I was 43 years old, living on my own and paying my own bills. But why was I still trapped under my parents’ reign? At this awakening moment, I declared to stop living for others and start living freely for me. But that was just the beginning. I had made a decision but what should I do about it. I had learned to be a girl in order to become a lady but I’m not a girl or woman any more. I’m not five or six years old so I can’t be a boy either. I was faced with a confusing dilemma. How do I become a man?
I reached out to other Trans* men who had what I wanted and listened to their stories of evolution. They were my role models and now are my brothers. I still call on them when I have questions about transitioning and thinking and acting more like a man.
Just as I was socialized to be a girly girl and a refined lady, boys are taught the same way as me or at least similar. Trans* men however are placed in a box. People expect them to act, think, and do as a stereotypical male. (Whatever that is.) Many think of men as more aggressive or assertive, and more burley in their dress. Men don’t wear pink. Men don’t cross their legs at the knees or ankles. Men don’t move their hips when they walk. I am becoming the man I always wanted to be and now others impose their ideas of my manhood. I did not go through the forced denial, dysphoria, and verbal/emotional abuse from others to be placed in a box that I will NEVER fit. My point of finally transitioning was to become my own man.

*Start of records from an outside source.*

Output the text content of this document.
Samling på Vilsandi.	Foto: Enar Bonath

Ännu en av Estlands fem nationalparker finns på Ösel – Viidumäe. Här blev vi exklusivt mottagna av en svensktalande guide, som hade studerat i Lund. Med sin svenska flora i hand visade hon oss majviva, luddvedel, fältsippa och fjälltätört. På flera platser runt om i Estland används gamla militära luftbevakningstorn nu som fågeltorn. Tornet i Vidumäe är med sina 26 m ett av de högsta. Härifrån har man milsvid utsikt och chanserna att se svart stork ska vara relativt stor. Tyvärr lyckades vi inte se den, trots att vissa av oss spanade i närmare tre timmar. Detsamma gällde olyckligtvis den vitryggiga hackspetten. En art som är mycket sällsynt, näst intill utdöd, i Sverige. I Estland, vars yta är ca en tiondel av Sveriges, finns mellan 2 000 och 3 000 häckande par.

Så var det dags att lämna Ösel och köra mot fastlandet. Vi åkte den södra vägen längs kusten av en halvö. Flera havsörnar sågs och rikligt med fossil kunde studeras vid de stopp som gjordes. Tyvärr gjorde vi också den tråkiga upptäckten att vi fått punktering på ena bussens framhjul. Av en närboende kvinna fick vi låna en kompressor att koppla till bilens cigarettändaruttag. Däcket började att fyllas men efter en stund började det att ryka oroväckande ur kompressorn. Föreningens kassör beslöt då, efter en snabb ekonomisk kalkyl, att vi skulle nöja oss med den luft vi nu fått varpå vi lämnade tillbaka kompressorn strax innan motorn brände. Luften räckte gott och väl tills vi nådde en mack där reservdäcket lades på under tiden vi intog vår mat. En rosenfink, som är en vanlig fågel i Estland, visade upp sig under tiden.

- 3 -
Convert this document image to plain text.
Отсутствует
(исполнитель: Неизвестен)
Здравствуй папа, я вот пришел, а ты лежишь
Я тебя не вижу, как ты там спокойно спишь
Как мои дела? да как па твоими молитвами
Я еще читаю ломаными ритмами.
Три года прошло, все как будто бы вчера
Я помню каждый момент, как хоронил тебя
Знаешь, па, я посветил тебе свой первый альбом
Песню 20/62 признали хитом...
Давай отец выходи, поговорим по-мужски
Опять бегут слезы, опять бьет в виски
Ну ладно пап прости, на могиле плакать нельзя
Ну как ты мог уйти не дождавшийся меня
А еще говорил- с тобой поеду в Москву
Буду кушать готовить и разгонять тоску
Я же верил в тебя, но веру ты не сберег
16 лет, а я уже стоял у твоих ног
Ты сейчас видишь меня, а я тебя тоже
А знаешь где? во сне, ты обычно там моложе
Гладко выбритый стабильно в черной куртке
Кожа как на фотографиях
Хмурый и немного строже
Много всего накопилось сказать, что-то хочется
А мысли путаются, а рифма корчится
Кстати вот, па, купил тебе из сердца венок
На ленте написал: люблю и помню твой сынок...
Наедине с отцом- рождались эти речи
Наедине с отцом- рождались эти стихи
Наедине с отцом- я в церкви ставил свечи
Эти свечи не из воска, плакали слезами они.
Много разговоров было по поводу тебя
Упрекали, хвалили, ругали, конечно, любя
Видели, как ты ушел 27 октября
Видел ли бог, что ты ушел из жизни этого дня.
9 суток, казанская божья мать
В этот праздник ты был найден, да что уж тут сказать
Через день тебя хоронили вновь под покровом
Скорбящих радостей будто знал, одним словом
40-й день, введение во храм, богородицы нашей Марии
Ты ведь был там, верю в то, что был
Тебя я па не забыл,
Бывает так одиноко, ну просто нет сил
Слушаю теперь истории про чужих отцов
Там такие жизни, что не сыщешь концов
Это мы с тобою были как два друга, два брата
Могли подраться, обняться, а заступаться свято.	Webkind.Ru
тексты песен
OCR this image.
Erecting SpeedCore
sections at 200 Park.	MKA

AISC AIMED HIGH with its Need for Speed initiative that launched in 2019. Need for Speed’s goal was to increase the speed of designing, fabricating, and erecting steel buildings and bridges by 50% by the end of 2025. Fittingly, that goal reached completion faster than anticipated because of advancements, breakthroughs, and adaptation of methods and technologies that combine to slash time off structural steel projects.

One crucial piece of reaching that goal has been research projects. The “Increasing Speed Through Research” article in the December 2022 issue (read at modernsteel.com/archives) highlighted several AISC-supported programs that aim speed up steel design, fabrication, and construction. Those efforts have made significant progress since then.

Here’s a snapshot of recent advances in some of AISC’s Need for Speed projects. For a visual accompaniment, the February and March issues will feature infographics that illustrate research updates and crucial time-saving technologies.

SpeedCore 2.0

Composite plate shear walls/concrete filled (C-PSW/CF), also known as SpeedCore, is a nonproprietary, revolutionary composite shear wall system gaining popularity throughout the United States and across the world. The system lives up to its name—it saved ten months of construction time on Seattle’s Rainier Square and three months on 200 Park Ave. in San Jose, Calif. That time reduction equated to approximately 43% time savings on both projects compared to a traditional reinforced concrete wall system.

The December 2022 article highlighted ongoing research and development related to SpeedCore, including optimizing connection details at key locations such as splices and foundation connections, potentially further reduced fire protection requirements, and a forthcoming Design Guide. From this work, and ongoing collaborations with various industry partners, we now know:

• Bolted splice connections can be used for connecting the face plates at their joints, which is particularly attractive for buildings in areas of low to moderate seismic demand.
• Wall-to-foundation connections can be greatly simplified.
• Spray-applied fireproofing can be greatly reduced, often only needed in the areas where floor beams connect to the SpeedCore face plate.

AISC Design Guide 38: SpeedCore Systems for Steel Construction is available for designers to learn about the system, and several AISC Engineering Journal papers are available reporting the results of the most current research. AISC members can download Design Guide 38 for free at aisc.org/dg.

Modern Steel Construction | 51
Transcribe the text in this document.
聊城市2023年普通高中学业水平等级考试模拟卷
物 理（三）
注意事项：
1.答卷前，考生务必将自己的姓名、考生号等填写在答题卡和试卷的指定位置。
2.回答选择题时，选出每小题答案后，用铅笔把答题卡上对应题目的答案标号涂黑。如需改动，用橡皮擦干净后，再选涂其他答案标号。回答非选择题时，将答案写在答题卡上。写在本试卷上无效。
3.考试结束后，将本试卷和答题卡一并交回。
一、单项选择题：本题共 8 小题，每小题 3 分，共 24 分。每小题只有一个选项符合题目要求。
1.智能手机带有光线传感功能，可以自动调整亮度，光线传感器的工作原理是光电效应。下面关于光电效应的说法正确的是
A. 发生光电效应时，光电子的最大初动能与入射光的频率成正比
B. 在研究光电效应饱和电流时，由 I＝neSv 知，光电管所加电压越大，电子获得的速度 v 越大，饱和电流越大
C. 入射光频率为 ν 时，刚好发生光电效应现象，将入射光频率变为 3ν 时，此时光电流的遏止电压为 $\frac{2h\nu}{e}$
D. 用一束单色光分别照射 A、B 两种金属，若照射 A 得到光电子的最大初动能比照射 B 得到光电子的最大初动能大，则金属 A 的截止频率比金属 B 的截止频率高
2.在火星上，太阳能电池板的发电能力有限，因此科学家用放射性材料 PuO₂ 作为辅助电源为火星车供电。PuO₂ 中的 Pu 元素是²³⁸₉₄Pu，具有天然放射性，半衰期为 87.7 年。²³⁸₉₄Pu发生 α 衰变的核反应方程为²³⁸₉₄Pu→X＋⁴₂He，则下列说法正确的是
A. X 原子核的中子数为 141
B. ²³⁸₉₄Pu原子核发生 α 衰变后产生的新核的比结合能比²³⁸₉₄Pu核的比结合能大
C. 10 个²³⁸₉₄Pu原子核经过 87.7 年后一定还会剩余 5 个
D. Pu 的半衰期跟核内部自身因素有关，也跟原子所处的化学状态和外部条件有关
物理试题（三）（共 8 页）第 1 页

Several years after coming out as a Trans* man and beginning to medically transition, I began dating. I had not dated anyone for ten years and I had never dated any one as a man. This was a process of trial and error. My dad raised me to require my boyfriends to be chivalrous. I tried to be this man. Very quickly, my kindness was misinterpreted as weakness and I was taken advantage of. I could not even enjoy myself alone because I was exhausted. Finally, I woke up from my delusion of what it meant to be chivalrous.
I realized that my ideology of manhood was extremely convoluted. I could not even measure up to my own expectations. I do not believe in submission and subservience. I believe in establishing mutual partnerships. This was the beginning of my transformation from being Born Girl to Becoming a Man. I am still evolving. I hope to never stop evolving. I am finally comfortable with me. I am determined not be taken advantage of by others. I am determined to not be confined to others’ standard of my manhood. I am determined to simply be the best man I am destined to be.